Sensitive lethality and recovery

Lethality relationships are scored according to

$$\begin{array}{*{20}l} & \min(y_{g, l}, y_{h, l}) - (y_{g, l} + y_{h, l} + s_{g, h, l}) \\ & \text{subject to}\quad y_{g, l} \ \text{and} \ y_{h, l} > c \lambda \end{array} $$

where c is the 0.01-quantile of y values in sample l, and λ=0.5 by default. This constraint removes gene pairs of which at least one gene is more than 50% depleted, compared to genes with the strongest depletion in the screen.
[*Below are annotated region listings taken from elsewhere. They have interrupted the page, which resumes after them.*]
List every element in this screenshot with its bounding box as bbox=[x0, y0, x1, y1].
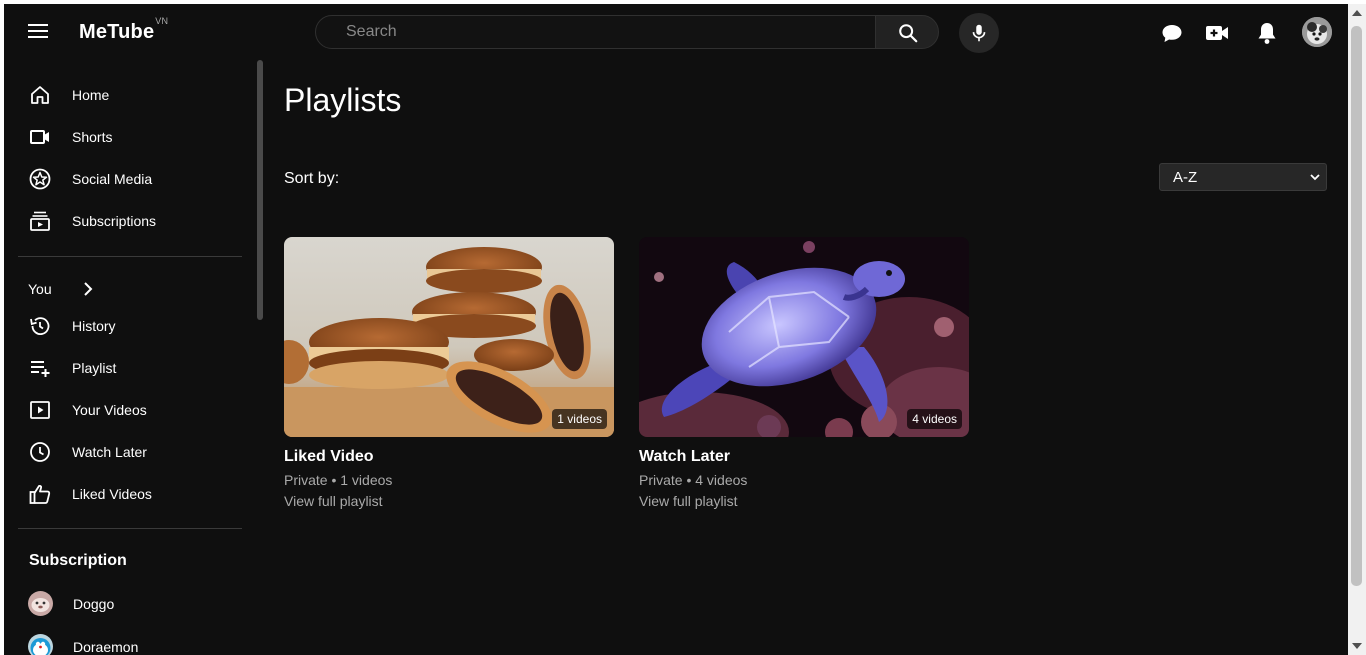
home-icon bbox=[31, 86, 49, 104]
dorayaki-image bbox=[284, 237, 614, 437]
sidebar-item-watch-later[interactable]: Watch Later bbox=[18, 432, 242, 472]
sidebar-item-home[interactable]: Home bbox=[18, 75, 242, 115]
your-videos-icon bbox=[30, 401, 50, 419]
scrollbar-thumb[interactable] bbox=[1351, 26, 1362, 586]
sidebar-item-label: Watch Later bbox=[72, 444, 147, 460]
chevron-down-icon bbox=[1310, 174, 1320, 181]
sort-label: Sort by: bbox=[284, 170, 340, 187]
window-scrollbar[interactable] bbox=[1348, 4, 1366, 655]
search-box bbox=[315, 15, 877, 49]
sidebar-item-label: Subscriptions bbox=[72, 213, 157, 229]
sort-select-value: A-Z bbox=[1173, 169, 1198, 186]
playlist-card-watch-later[interactable]: 4 videos Watch Later Private • 4 videos … bbox=[639, 237, 969, 509]
divider bbox=[18, 256, 242, 257]
sidebar-item-label: History bbox=[72, 318, 116, 334]
voice-search-button[interactable] bbox=[959, 13, 999, 53]
playlist-add-icon bbox=[31, 361, 50, 377]
playlist-title[interactable]: Liked Video bbox=[284, 448, 374, 466]
sidebar-item-label: Shorts bbox=[72, 129, 113, 145]
avatar[interactable] bbox=[1302, 17, 1332, 47]
sidebar-item-social-media[interactable]: Social Media bbox=[18, 159, 242, 199]
clock-icon bbox=[30, 442, 50, 462]
chevron-right-icon bbox=[84, 282, 93, 296]
sidebar-item-history[interactable]: History bbox=[18, 306, 242, 346]
sidebar: Home Shorts Social Media Subscriptions Y… bbox=[4, 60, 256, 655]
logo-region: VN bbox=[155, 16, 169, 27]
playlist-meta: Private • 1 videos bbox=[284, 472, 393, 488]
playlist-meta: Private • 4 videos bbox=[639, 472, 748, 488]
scroll-up-arrow[interactable] bbox=[1352, 10, 1362, 16]
sidebar-item-your-videos[interactable]: Your Videos bbox=[18, 390, 242, 430]
chat-icon[interactable] bbox=[1159, 20, 1185, 46]
subscription-item-doraemon[interactable]: Doraemon bbox=[18, 626, 242, 655]
sidebar-item-label: Liked Videos bbox=[72, 486, 152, 502]
sea-turtle-image bbox=[639, 237, 969, 437]
sidebar-item-liked-videos[interactable]: Liked Videos bbox=[18, 474, 242, 514]
top-header: MeTubeVN bbox=[4, 4, 1348, 60]
video-count-badge: 1 videos bbox=[552, 409, 607, 429]
divider bbox=[18, 528, 242, 529]
channel-avatar bbox=[28, 591, 53, 616]
sidebar-item-label: Home bbox=[72, 87, 110, 103]
history-icon bbox=[30, 317, 50, 335]
mic-icon bbox=[972, 24, 986, 42]
playlist-thumbnail[interactable]: 1 videos bbox=[284, 237, 614, 437]
playlist-title[interactable]: Watch Later bbox=[639, 448, 730, 466]
search-button[interactable] bbox=[875, 15, 939, 49]
sidebar-item-label: Social Media bbox=[72, 171, 153, 187]
sort-select[interactable]: A-Z bbox=[1159, 163, 1327, 191]
sidebar-item-label: Playlist bbox=[72, 360, 117, 376]
subscription-label: Doggo bbox=[73, 596, 115, 612]
playlist-card-liked-video[interactable]: 1 videos Liked Video Private • 1 videos … bbox=[284, 237, 614, 509]
logo[interactable]: MeTubeVN bbox=[79, 16, 168, 44]
sidebar-item-playlist[interactable]: Playlist bbox=[18, 348, 242, 388]
subscriptions-icon bbox=[30, 211, 50, 231]
bell-icon[interactable] bbox=[1254, 20, 1280, 46]
scroll-down-arrow[interactable] bbox=[1352, 643, 1362, 649]
menu-icon[interactable] bbox=[28, 24, 48, 40]
subscription-title: Subscription bbox=[29, 552, 127, 569]
sidebar-item-subscriptions[interactable]: Subscriptions bbox=[18, 201, 242, 241]
shorts-icon bbox=[30, 130, 49, 144]
you-label: You bbox=[28, 281, 52, 297]
logo-text: MeTube bbox=[79, 21, 155, 43]
thumbs-up-icon bbox=[29, 484, 51, 504]
subscription-item-doggo[interactable]: Doggo bbox=[18, 583, 242, 623]
sidebar-scrollbar[interactable] bbox=[257, 60, 263, 320]
app-window: MeTubeVN Home Shorts Social Media bbox=[4, 4, 1348, 655]
view-full-playlist-link[interactable]: View full playlist bbox=[284, 493, 383, 509]
page-title: Playlists bbox=[284, 82, 402, 118]
sidebar-item-label: Your Videos bbox=[72, 402, 147, 418]
sidebar-item-shorts[interactable]: Shorts bbox=[18, 117, 242, 157]
channel-avatar bbox=[28, 634, 53, 655]
search-input[interactable] bbox=[316, 16, 876, 48]
subscription-label: Doraemon bbox=[73, 639, 139, 655]
playlist-thumbnail[interactable]: 4 videos bbox=[639, 237, 969, 437]
video-count-badge: 4 videos bbox=[907, 409, 962, 429]
view-full-playlist-link[interactable]: View full playlist bbox=[639, 493, 738, 509]
create-video-icon[interactable] bbox=[1204, 20, 1230, 46]
search-icon bbox=[899, 24, 918, 43]
star-icon bbox=[29, 168, 51, 190]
We can also define c in relation to positive control genes, for instance the median depletion caused by known essential genes. The score value compares the total effect of the gene pair (i.e., yg,l+yh,l+sg,h,l) to the most lethal individual gene (i.e., min(yg,l,yh,l)), with positive values presenting stronger effects. In other words, this will capture the additional dropout that results from a combination of two genes, where the killing effect of the pair cannot be attributed to the knockout of either gene individually. In addition, recovery effects are scored similar to lethality, but in the opposite direction with a constraint that requires at least one gene to independently exhibit notable viability effect.

$$\begin{array}{*{20}l} & y_{g, l} + y_{h, l} + s_{g, h, l} - \min(y_{g, l}, y_{h, l}) \\ & \text{subject to}\quad y_{g, l} \ \text{or} \ y_{h, l} < c \lambda \end{array} $$

If a set of non-interacting gene pairs is known, GEMINI uses this set to define a null distribution for the above scores, and calculates p values and FDR for lethality and recovery interactions. Details are explained in Supplementary Methods in Additional file 1.